Bu cümleyi ilk kez 2007 yılında duyduk. Bana göre mahalle baskısı falan yoktur. Her mahallenin kendine göre bir kültürü vardır. Şehirlerimiz dışarıdan göç aldığında aynı köyden, ilçeden veya ilden gelenler daha önceden o şehre gelip yerleşen hemşerilerinin yanına gelmekte ve mahalle kültürü oluşmaktadır.
Mahalle baskısı yerine insanların kendi baskıları vardır. Bizim şehrimizde tanınmış bir erkek saçını yeşile, sakallarını kırmızıya, bıyıklarını maviye boyatıp gezemez. Bu durum mahalle veya şehir baskısı değildir. İnsanın kendi baskısıdır. Yapmak istese bile beni ayıplarlar diye yapmaz, yapamaz.

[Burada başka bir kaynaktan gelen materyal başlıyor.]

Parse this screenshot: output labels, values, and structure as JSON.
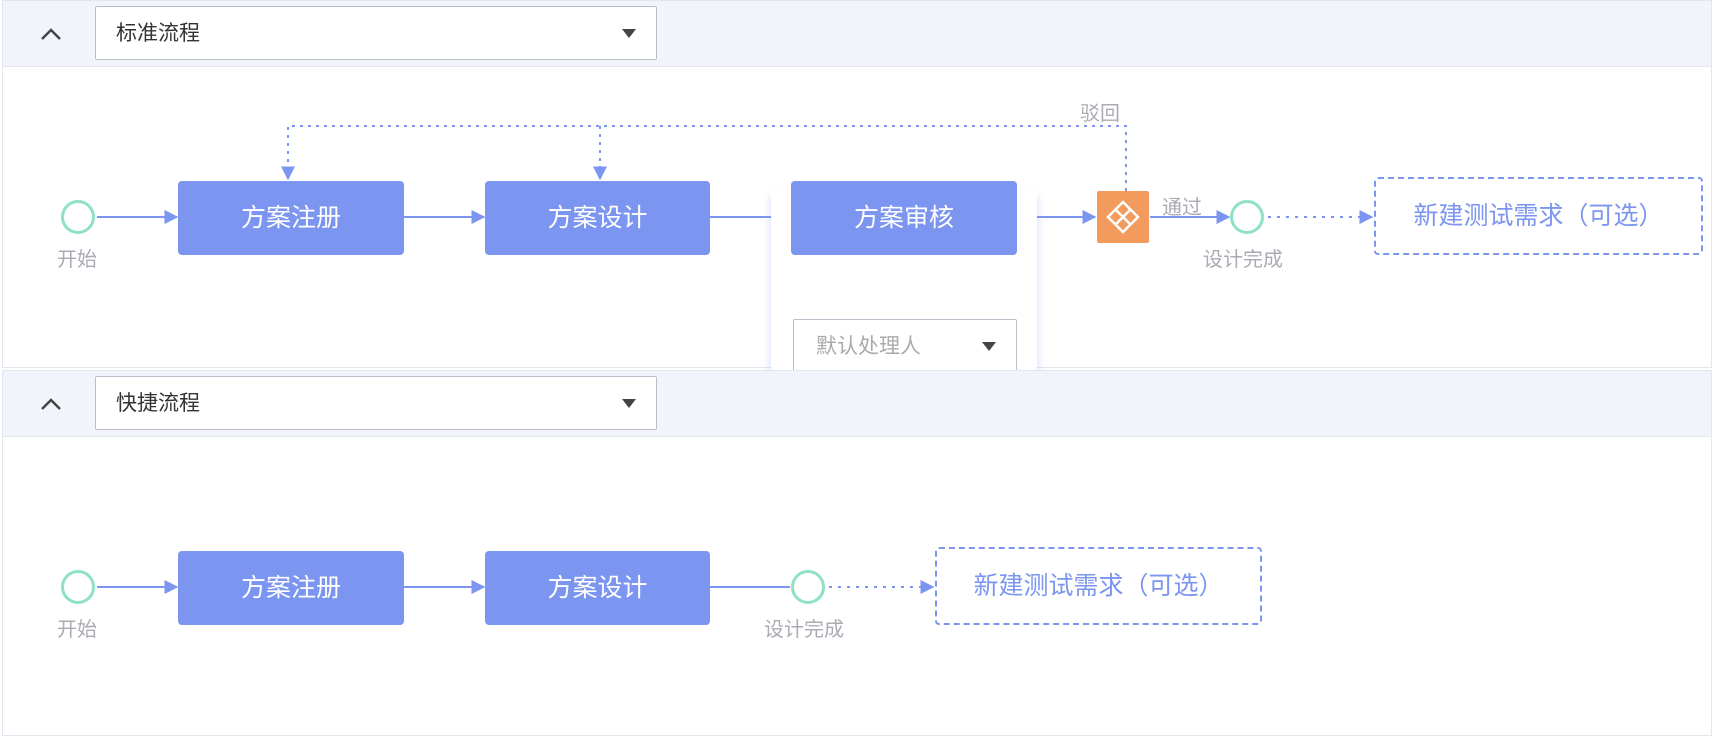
{
  "colors": {
    "header_bg": "#f1f4fb",
    "node_fill": "#7b95f0",
    "connector": "#7b95f0",
    "event_circle": "#8fe2c1",
    "gateway_fill": "#f39b5c",
    "label_gray": "#a9acb3"
  },
  "standard_panel": {
    "collapse_icon": "chevron-up-icon",
    "flow_select": {
      "value": "标准流程",
      "icon": "caret-down-icon"
    },
    "start_label": "开始",
    "nodes": [
      "方案注册",
      "方案设计",
      "方案审核"
    ],
    "assignee_select": {
      "value": "默认处理人",
      "icon": "caret-down-icon"
    },
    "gateway_icon": "gateway-diamond-icon",
    "reject_label": "驳回",
    "pass_label": "通过",
    "end_label": "设计完成",
    "optional_node": "新建测试需求（可选）"
  },
  "quick_panel": {
    "collapse_icon": "chevron-up-icon",
    "flow_select": {
      "value": "快捷流程",
      "icon": "caret-down-icon"
    },
    "start_label": "开始",
    "nodes": [
      "方案注册",
      "方案设计"
    ],
    "end_label": "设计完成",
    "optional_node": "新建测试需求（可选）"
  }
}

Burada işte bu çevre baskısı diyecekler çıkacaktır. Bizim ülkemizde öyle bir baskının varlığını kabul etmek zor. Çünkü isteyen kişi istediği zaten dolaşıyor. Baskı var gibi söylemler daha çok siyasi söylemlerdir.
Bu cümle uzun süre ülke gündemini meşgul etmiş ve üzerine araştırmalar yapılmış, kitaplar yapılmış. Herkes kendi görüşünü savunmuş.
Son olarak şunu söyleyebilirim ki; bizim ülkemizde mahalle baskısı yoktur.